Southend Council said it will not be able to meet all housing demands by the government by building on urban land, and are also looking at other areas for development.

The council is required by the government to bring in 24,000 homes over the next 20 years, and identify land for businesses to accommodate between 10,000 and 12,000 jobs.

It has faced criticism for a plan to potentially bring 7,200 homes onto greenbelt land between Sutton Road and Star Lane on the Rochford-Southend border.

Trevor Saunders, director for planning, said a consultation was carried out in 2019 which saw the option of a new neighbourhood receive the most support.

He said: “As part of the 2019 issues and options consultation for the new local plan, it was highlighted that Southend will not be able to continue to meet all of its housing need within its existing urban area.
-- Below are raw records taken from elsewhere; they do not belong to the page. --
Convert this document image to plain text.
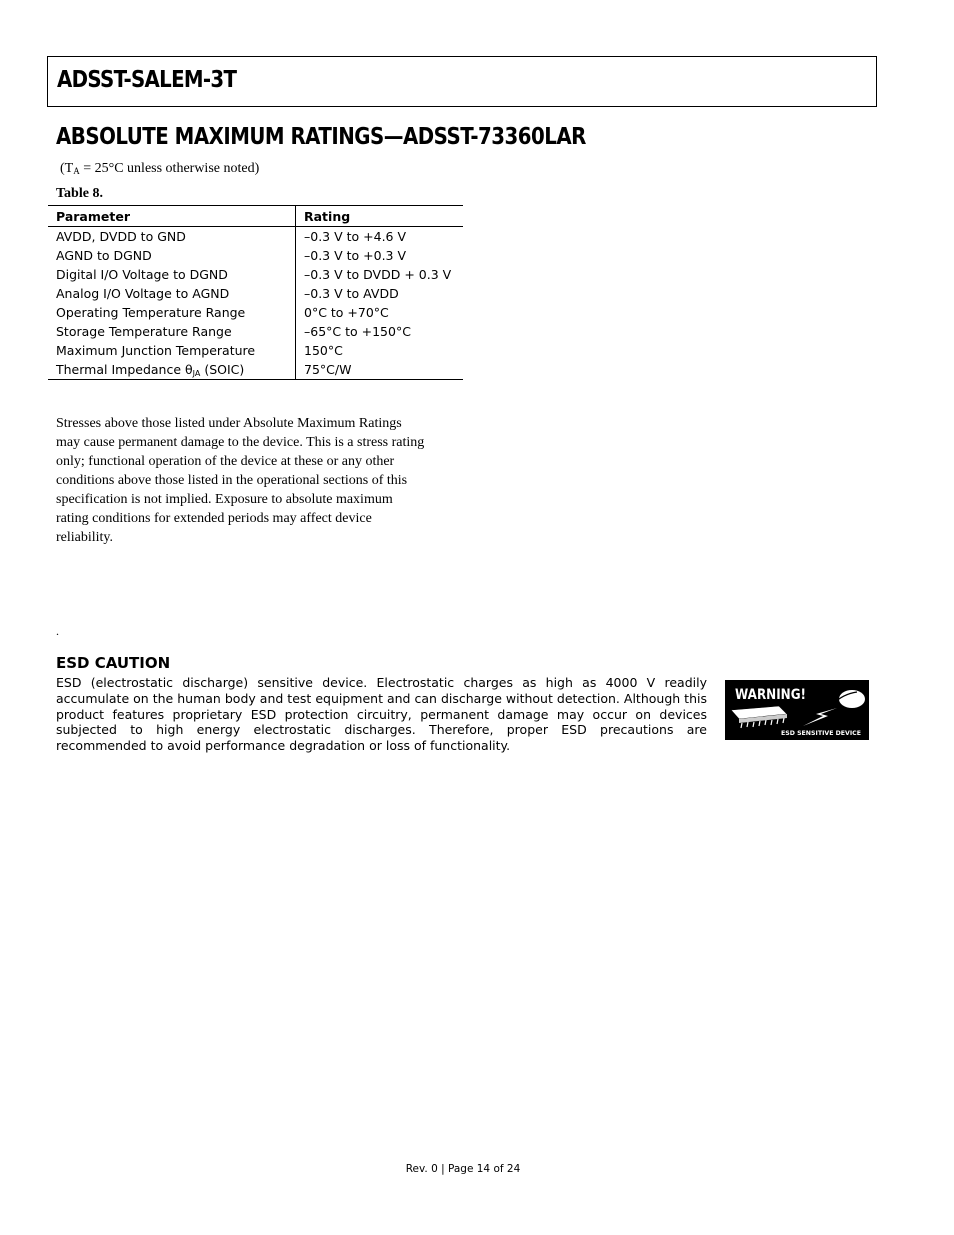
ADSST-SALEM-3T
ABSOLUTE MAXIMUM RATINGS—ADSST-73360LAR
($T_A = 25^\circ C$ unless otherwise noted)
Table 8.
Parameter	Rating
AVDD, DVDD to GND	–0.3 V to +4.6 V
AGND to DGND	–0.3 V to +0.3 V
Digital I/O Voltage to DGND	–0.3 V to DVDD + 0.3 V
Analog I/O Voltage to AGND	–0.3 V to AVDD
Operating Temperature Range	0°C to +70°C
Storage Temperature Range	–65°C to +150°C
Maximum Junction Temperature	150°C
Thermal Impedance $\theta_{JA}$ (SOIC)	75°C/W
Stresses above those listed under Absolute Maximum Ratings may cause permanent damage to the device. This is a stress rating only; functional operation of the device at these or any other conditions above those listed in the operational sections of this specification is not implied. Exposure to absolute maximum rating conditions for extended periods may affect device reliability.
.
ESD CAUTION
ESD (electrostatic discharge) sensitive device. Electrostatic charges as high as 4000 V readily accumulate on the human body and test equipment and can discharge without detection. Although this product features proprietary ESD protection circuitry, permanent damage may occur on devices subjected to high energy electrostatic discharges. Therefore, proper ESD precautions are recommended to avoid performance degradation or loss of functionality.
WARNING!
ESD SENSITIVE DEVICE
Rev. 0 | Page 14 of 24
“Or, indeed, on land at the edge of the existing built up area within Southend and the council needs to look at other ways of achieving this.”

The news comes after the Government curbed the planning powers of 52 councils in the UK - including Southend - that did not deliver 75 per cent of their three-year house building targets.

Between 2017 and 2020, 3,102 new homes should have been built in Southend – but only 1,107 were delivered.

The council must have a “presumption in favour of sustainable development” where it gives more weight to national housing needs.

Carole Mulroney, councillor responsible for planning, said: “There is no planning application, it’s just listed as an opportunity, nothing more.

“The government has those powers and have said ‘if you can’t do it, we will do it’. In my view it’s much better for us to have a final say locally than have it imposed upon us.”

A public consultation on the local plan will happen this summer.